South Korea’s total coal imports for 10 months of 2025 fell to 91.4 mio t (–4.7 mio t or -4.9% y-o-y).

South Korean coal imports (Jan-Oct 2025):

  • Australia: 28.4 mio t (+0.5 mio t or +1.8%);
  • Indonesia: 24.2 mio t (+1.3 mio t or +5.7%);
  • Russia: 18.4 mio t (+2.6 mio t or +16.5%);
  • Canada: 6.8 mio t (-1.9 mio t or -21.8%);
  • Colombia: 5.1 mio t (-3.1 mio t or -37.8%);
  • USA: 3.4 mio t (-0.5 mio t or -12.8%);
  • South Africa: 2.3 mio t (-2.2 mio t or -48.9%).

Given the crisis in the Russian coal industry, South Korea remains strategically important due to comparatively higher prices than other key markets like China and India.

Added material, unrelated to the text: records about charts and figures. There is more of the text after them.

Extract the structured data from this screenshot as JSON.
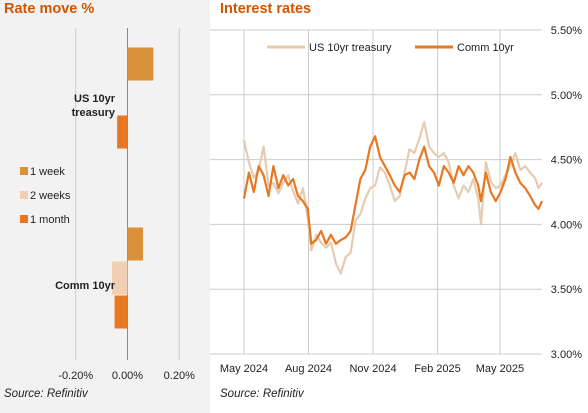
{
  "left": {
    "title": "Rate move %",
    "source": "Source: Refinitiv",
    "chart_data": {
      "type": "bar",
      "orientation": "horizontal",
      "categories": [
        "US 10yr treasury",
        "Comm 10yr"
      ],
      "category_label_lines": [
        [
          "US 10yr",
          "treasury"
        ],
        [
          "Comm 10yr"
        ]
      ],
      "series": [
        {
          "name": "1 week",
          "values": [
            0.1,
            0.06
          ]
        },
        {
          "name": "2 weeks",
          "values": [
            0.0,
            -0.06
          ]
        },
        {
          "name": "1 month",
          "values": [
            -0.04,
            -0.05
          ]
        }
      ],
      "xlim": [
        -0.28,
        0.28
      ],
      "xticks": [
        -0.2,
        0.0,
        0.2
      ],
      "xtick_labels": [
        "-0.20%",
        "0.00%",
        "0.20%"
      ],
      "grid": true,
      "legend_position": "left-middle"
    }
  },
  "right": {
    "title": "Interest rates",
    "source": "Source: Refinitiv",
    "chart_data": {
      "type": "line",
      "ylim": [
        3.0,
        5.5
      ],
      "yticks": [
        3.0,
        3.5,
        4.0,
        4.5,
        5.0,
        5.5
      ],
      "ytick_labels": [
        "3.00%",
        "3.50%",
        "4.00%",
        "4.50%",
        "5.00%",
        "5.50%"
      ],
      "xlim": [
        "2024-05-01",
        "2025-06-30"
      ],
      "xticks": [
        "2024-05-01",
        "2024-08-01",
        "2024-11-01",
        "2025-02-01",
        "2025-05-01"
      ],
      "xtick_labels": [
        "May 2024",
        "Aug 2024",
        "Nov 2024",
        "Feb 2025",
        "May 2025"
      ],
      "grid": true,
      "legend_position": "top",
      "series": [
        {
          "name": "US 10yr treasury",
          "color": "#e6cbb0",
          "width": 2.2,
          "points": [
            [
              "2024-05-01",
              4.65
            ],
            [
              "2024-05-08",
              4.48
            ],
            [
              "2024-05-15",
              4.36
            ],
            [
              "2024-05-22",
              4.42
            ],
            [
              "2024-05-29",
              4.6
            ],
            [
              "2024-06-05",
              4.3
            ],
            [
              "2024-06-12",
              4.32
            ],
            [
              "2024-06-19",
              4.24
            ],
            [
              "2024-06-26",
              4.32
            ],
            [
              "2024-07-03",
              4.38
            ],
            [
              "2024-07-10",
              4.26
            ],
            [
              "2024-07-17",
              4.16
            ],
            [
              "2024-07-24",
              4.28
            ],
            [
              "2024-07-31",
              4.05
            ],
            [
              "2024-08-05",
              3.8
            ],
            [
              "2024-08-12",
              3.92
            ],
            [
              "2024-08-19",
              3.86
            ],
            [
              "2024-08-26",
              3.82
            ],
            [
              "2024-09-02",
              3.86
            ],
            [
              "2024-09-09",
              3.7
            ],
            [
              "2024-09-16",
              3.62
            ],
            [
              "2024-09-23",
              3.75
            ],
            [
              "2024-09-30",
              3.78
            ],
            [
              "2024-10-07",
              4.03
            ],
            [
              "2024-10-14",
              4.08
            ],
            [
              "2024-10-21",
              4.2
            ],
            [
              "2024-10-28",
              4.28
            ],
            [
              "2024-11-04",
              4.3
            ],
            [
              "2024-11-11",
              4.44
            ],
            [
              "2024-11-18",
              4.4
            ],
            [
              "2024-11-25",
              4.3
            ],
            [
              "2024-12-02",
              4.18
            ],
            [
              "2024-12-09",
              4.22
            ],
            [
              "2024-12-16",
              4.4
            ],
            [
              "2024-12-23",
              4.58
            ],
            [
              "2024-12-30",
              4.55
            ],
            [
              "2025-01-06",
              4.66
            ],
            [
              "2025-01-13",
              4.79
            ],
            [
              "2025-01-20",
              4.6
            ],
            [
              "2025-01-27",
              4.55
            ],
            [
              "2025-02-03",
              4.52
            ],
            [
              "2025-02-10",
              4.55
            ],
            [
              "2025-02-17",
              4.48
            ],
            [
              "2025-02-24",
              4.3
            ],
            [
              "2025-03-03",
              4.2
            ],
            [
              "2025-03-10",
              4.3
            ],
            [
              "2025-03-17",
              4.25
            ],
            [
              "2025-03-24",
              4.35
            ],
            [
              "2025-03-31",
              4.2
            ],
            [
              "2025-04-04",
              4.0
            ],
            [
              "2025-04-11",
              4.48
            ],
            [
              "2025-04-18",
              4.33
            ],
            [
              "2025-04-25",
              4.28
            ],
            [
              "2025-05-02",
              4.3
            ],
            [
              "2025-05-09",
              4.38
            ],
            [
              "2025-05-16",
              4.46
            ],
            [
              "2025-05-23",
              4.55
            ],
            [
              "2025-05-30",
              4.42
            ],
            [
              "2025-06-06",
              4.45
            ],
            [
              "2025-06-13",
              4.4
            ],
            [
              "2025-06-20",
              4.36
            ],
            [
              "2025-06-25",
              4.28
            ],
            [
              "2025-06-30",
              4.32
            ]
          ]
        },
        {
          "name": "Comm 10yr",
          "color": "#e87722",
          "width": 2.2,
          "points": [
            [
              "2024-05-01",
              4.2
            ],
            [
              "2024-05-08",
              4.4
            ],
            [
              "2024-05-15",
              4.25
            ],
            [
              "2024-05-22",
              4.45
            ],
            [
              "2024-05-29",
              4.38
            ],
            [
              "2024-06-05",
              4.22
            ],
            [
              "2024-06-12",
              4.45
            ],
            [
              "2024-06-19",
              4.28
            ],
            [
              "2024-06-26",
              4.38
            ],
            [
              "2024-07-03",
              4.3
            ],
            [
              "2024-07-10",
              4.35
            ],
            [
              "2024-07-17",
              4.22
            ],
            [
              "2024-07-24",
              4.18
            ],
            [
              "2024-07-31",
              4.12
            ],
            [
              "2024-08-05",
              3.85
            ],
            [
              "2024-08-12",
              3.88
            ],
            [
              "2024-08-19",
              3.95
            ],
            [
              "2024-08-26",
              3.85
            ],
            [
              "2024-09-02",
              3.92
            ],
            [
              "2024-09-09",
              3.85
            ],
            [
              "2024-09-16",
              3.88
            ],
            [
              "2024-09-23",
              3.9
            ],
            [
              "2024-09-30",
              3.95
            ],
            [
              "2024-10-07",
              4.15
            ],
            [
              "2024-10-14",
              4.35
            ],
            [
              "2024-10-21",
              4.42
            ],
            [
              "2024-10-28",
              4.6
            ],
            [
              "2024-11-04",
              4.68
            ],
            [
              "2024-11-11",
              4.52
            ],
            [
              "2024-11-18",
              4.45
            ],
            [
              "2024-11-25",
              4.38
            ],
            [
              "2024-12-02",
              4.3
            ],
            [
              "2024-12-09",
              4.25
            ],
            [
              "2024-12-16",
              4.38
            ],
            [
              "2024-12-23",
              4.4
            ],
            [
              "2024-12-30",
              4.35
            ],
            [
              "2025-01-06",
              4.5
            ],
            [
              "2025-01-13",
              4.6
            ],
            [
              "2025-01-20",
              4.45
            ],
            [
              "2025-01-27",
              4.4
            ],
            [
              "2025-02-03",
              4.3
            ],
            [
              "2025-02-10",
              4.45
            ],
            [
              "2025-02-17",
              4.4
            ],
            [
              "2025-02-24",
              4.32
            ],
            [
              "2025-03-03",
              4.45
            ],
            [
              "2025-03-10",
              4.38
            ],
            [
              "2025-03-17",
              4.45
            ],
            [
              "2025-03-24",
              4.4
            ],
            [
              "2025-03-31",
              4.3
            ],
            [
              "2025-04-04",
              4.18
            ],
            [
              "2025-04-11",
              4.4
            ],
            [
              "2025-04-18",
              4.25
            ],
            [
              "2025-04-25",
              4.18
            ],
            [
              "2025-05-02",
              4.25
            ],
            [
              "2025-05-09",
              4.35
            ],
            [
              "2025-05-16",
              4.52
            ],
            [
              "2025-05-23",
              4.4
            ],
            [
              "2025-05-30",
              4.32
            ],
            [
              "2025-06-06",
              4.28
            ],
            [
              "2025-06-13",
              4.22
            ],
            [
              "2025-06-20",
              4.15
            ],
            [
              "2025-06-25",
              4.12
            ],
            [
              "2025-06-30",
              4.18
            ]
          ]
        }
      ]
    }
  },
  "colors": {
    "title": "#d35400",
    "bar_1_week": "#d9913a",
    "bar_2_weeks": "#f0cfb2",
    "bar_1_month": "#e87722",
    "grid": "#cccccc",
    "left_background": "#f2f2f2"
  }
}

Russian exporters are faced with the need to balance, maintaining supply volumes with growing pressure on the sales margins in the South Korean market.

The unprofitability of Russian coal exports keeps growing because of expensive logistics and the strong rouble. Still, producers are trying to keep their market share, owing to the quality of their material and expectations of better conditions in the medium term, including stabilization of world prices after they hit rock bottom, as well as the forecasted correction of the rouble exchange rate.